The fundamental understanding and tailoring of material properties play a fundamental role on the performance of tin (II) sulfide (SnS)-based photovoltaic devices. In this regard, this work reports on the deposition of single-phase, p-type SnS thin films synthesized by close spaced vapor transport (CSVT) and the impact of employing argon (Ar) and bare vacuum (air) atmospheres on CSVT-SnS thin film properties is presented and compared for the first time. The analysis of film properties was performed by structural, directional, morphological, topographical, along with thermoelectric and optoelectronic characterizations of the samples. It is demonstrated that by changing the CSVT annealing atmosphere, the SnS grains change their orientation from perpendicular (respect to substrate) in Ar to parallel in a bare vacuumed (air) conditions. Furthermore, Hall measurements show that the hole concentration are mostly the same but that hole mobility depends, in turn, on the direction of preferred orientation of the SnS crystals.
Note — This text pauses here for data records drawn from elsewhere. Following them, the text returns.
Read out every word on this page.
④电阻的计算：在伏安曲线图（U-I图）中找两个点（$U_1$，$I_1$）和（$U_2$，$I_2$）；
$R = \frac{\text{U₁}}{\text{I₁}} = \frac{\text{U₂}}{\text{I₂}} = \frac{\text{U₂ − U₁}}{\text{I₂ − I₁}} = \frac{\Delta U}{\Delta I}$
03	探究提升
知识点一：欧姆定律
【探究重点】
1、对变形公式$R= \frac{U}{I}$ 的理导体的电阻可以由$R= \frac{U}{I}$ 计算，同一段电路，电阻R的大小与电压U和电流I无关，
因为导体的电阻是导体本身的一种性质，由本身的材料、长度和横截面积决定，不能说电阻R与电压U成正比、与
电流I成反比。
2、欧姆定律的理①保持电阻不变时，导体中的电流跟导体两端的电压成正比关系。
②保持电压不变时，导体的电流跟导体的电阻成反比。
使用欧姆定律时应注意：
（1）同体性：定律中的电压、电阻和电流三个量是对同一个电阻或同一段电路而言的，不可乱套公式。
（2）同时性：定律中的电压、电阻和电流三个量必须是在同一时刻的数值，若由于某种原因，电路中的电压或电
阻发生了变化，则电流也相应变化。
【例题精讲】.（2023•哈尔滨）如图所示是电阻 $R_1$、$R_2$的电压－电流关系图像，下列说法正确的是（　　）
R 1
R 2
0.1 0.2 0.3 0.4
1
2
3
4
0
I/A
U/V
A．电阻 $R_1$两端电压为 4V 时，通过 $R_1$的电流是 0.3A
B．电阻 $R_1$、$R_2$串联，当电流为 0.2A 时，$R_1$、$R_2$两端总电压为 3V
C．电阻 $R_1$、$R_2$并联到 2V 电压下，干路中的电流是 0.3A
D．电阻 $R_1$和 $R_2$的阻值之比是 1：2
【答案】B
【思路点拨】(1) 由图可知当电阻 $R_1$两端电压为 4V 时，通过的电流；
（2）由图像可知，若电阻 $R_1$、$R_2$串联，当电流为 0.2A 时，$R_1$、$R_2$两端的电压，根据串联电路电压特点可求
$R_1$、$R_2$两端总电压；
This translates into a twice higher lateral conductivity on the air- respect to the argon-SnS thin films. In this way, the different atmospheric exhibit a profound impact on the physical, morphological and structurally orientated properties of the SnS grains. These results demonstrate that photovoltaic grade p-type SnS films can be deposited in air without the need of an inert gas atmosphere which opens the way to a cost reduction in the fabrication of SnS-based photovoltaic devices.